Caponnetto war der SUV vor einigen Tagen zum ersten Mal in Savona aufgefallen. Das Modell an sich war nicht ungewöhnlich; man sah häufiger Fahrzeuge dieses Typs auf den Straßen, aber die abgedunkelten Scheiben hatten seine Aufmerksamkeit erregt. Dann glaubte er, den Wagen auf dem Parkplatz der alten Bahnstation in Albisola wiedererkannt zu haben, und hatte sich das Kennzeichen gemerkt. Beim nächsten Mal wollte er prüfen, ob es der gleiche Wagen war – falls es ein nächstes Mal gäbe.

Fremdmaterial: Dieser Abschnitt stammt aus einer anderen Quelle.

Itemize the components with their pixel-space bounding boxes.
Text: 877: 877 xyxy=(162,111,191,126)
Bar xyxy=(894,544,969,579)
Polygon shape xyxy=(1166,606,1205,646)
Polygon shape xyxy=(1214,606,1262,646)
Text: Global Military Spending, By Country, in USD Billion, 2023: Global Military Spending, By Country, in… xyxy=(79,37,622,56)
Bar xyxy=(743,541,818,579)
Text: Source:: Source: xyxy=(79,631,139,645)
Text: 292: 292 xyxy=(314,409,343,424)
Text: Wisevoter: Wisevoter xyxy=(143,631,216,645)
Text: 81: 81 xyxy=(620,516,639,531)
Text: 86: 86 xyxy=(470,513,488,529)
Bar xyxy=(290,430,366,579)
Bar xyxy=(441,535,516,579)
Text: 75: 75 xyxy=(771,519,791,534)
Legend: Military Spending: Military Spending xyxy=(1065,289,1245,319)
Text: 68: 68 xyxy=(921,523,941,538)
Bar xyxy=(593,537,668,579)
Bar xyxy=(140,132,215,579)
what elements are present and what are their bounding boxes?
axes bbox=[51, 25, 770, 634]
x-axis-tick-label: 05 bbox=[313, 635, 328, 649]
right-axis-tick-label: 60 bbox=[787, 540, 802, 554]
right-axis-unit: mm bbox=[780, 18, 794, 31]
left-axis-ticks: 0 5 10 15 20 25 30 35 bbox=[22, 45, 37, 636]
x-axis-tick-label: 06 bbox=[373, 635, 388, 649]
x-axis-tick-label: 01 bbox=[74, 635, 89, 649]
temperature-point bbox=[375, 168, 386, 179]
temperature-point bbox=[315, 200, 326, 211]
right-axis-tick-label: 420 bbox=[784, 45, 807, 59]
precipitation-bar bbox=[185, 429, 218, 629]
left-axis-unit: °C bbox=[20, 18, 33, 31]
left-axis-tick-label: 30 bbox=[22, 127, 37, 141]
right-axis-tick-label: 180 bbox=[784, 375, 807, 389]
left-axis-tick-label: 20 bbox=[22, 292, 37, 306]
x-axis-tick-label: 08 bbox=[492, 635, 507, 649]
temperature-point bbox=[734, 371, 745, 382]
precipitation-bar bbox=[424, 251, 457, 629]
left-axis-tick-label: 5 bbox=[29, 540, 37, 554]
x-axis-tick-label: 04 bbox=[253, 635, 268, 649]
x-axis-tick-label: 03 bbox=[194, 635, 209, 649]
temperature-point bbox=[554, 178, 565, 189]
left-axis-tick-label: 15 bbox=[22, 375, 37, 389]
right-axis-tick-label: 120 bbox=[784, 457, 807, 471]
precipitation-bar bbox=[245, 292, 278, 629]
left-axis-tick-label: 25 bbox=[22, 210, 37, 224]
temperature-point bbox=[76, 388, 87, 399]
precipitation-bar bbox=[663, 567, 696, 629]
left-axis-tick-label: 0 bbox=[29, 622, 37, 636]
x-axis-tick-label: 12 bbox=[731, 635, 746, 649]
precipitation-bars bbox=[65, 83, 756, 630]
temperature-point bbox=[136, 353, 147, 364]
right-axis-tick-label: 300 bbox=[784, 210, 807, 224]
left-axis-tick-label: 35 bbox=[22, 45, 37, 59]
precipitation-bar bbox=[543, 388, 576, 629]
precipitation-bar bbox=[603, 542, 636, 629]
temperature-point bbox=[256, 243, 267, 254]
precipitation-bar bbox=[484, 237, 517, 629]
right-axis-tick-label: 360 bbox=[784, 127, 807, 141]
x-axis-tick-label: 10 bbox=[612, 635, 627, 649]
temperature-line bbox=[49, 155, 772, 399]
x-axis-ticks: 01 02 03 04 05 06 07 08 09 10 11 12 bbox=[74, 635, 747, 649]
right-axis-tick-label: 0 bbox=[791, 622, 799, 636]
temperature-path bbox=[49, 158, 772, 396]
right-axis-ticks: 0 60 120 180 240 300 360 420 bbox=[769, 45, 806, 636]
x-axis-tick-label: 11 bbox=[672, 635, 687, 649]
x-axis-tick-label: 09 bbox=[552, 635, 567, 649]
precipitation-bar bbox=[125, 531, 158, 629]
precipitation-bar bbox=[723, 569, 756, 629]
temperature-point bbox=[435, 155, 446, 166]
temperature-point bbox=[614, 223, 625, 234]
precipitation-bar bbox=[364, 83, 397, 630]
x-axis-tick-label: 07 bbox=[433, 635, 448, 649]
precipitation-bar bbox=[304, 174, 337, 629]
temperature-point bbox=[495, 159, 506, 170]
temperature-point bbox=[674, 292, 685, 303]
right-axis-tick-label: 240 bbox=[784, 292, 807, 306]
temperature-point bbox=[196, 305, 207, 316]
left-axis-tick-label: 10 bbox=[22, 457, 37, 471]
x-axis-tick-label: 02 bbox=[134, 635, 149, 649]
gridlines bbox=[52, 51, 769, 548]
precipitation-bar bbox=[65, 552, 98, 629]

Während all der Jahre im Dienst der Carabinieri war es für ihn zur Gewohnheit geworden, seine Umgebung zu beobachten, auf Unregelmäßigkeiten und Abweichungen zu achten. Und auf das, was nicht in die Szenerie passte, etwa ein Motorradfahrer, der in Palermo einen Helm trug. Was andernorts eine normale Sicherheitsmaßnahme war, konnte in den Straßen von Palermo oder Neapel Gefahr bedeuten, wenn sich hinter dem Helm ein Killer versteckte. Eben weil dort kaum jemand ohne Helm fuhr, konnte ein plötzlich auftauchender Fahrer mit Helm gefährlich sein.

Auch ein Fahrzeug, dem man in wenigen Tagen mehrmals begegnete, konnte Gefahr bedeuten. Es war so gesehen ein glücklicher Zufall für Caponnetto, dass ihm ein Fiat 500 an der Kreuzung Via Soccorso und Via S. Francesco die Vorfahrt nahm.

Um die Kollision zu vermeiden, bog Caponnetto mit seinem Sportrad rechts in die Via Soccorso ein, statt geradeaus weiterzufahren. Er wollte zweimal links abbiegen und etwas oberhalb vom Spielplatz wieder auf die Via S. Francesco stoßen.

Als er jedoch in die Via Alberti einbog, sah er am Ende der Straße einen schwarzen SUV. Caponnetto drehte sofort um.

*

Die Absperrung, die errichtet worden war, um allzu neugierige Besucher der Ausgrabungen auf Distanz zu halten, bildete nun eine natürliche Barriere für die Tatortsicherung. Das erleichterte die Arbeit der Ordnungskräfte, die nach der Meldung der Archäologen als Erste vor Ort gewesen waren.

Als sie Bonfatti erkannten, hoben die Männer das Metallgitter zur Seite, um den Commissario in den inneren Bereich der Absperrung vorzulassen.

Unter einem weißen Zelt lag ein größtenteils freigelegtes Skelett. Daneben kniete Cristina Donati und machte Fotos.

„Signor Commissario“, sagte sie zur Begrüßung und zwinkerte Bonfatti an. Der lächelte zurück und erwiderte: „Und, Frau Pathologin, was haben Sie heute für mich?“

„Männlich, wie alt er zum Todeszeitpunkt war, kann ich noch nicht genau sagen. Vielleicht Ende 20, vielleicht auch Anfang 30. Ansonsten stimme ich den Archäologen zu. Die Leiche liegt hier vermutlich schon 20 oder 25 Jahre. Ich bin gleich mit der Dokumentation fertig, dann können wir einladen. Den abschließenden Bericht kriegst Du in den nächsten Tagen, erste Ergebnisse vielleicht schon bis heute Abend.“

„Oh, ein Grund mehr, mich auf heute Abend zu freuen“, antwortete Bonfatti.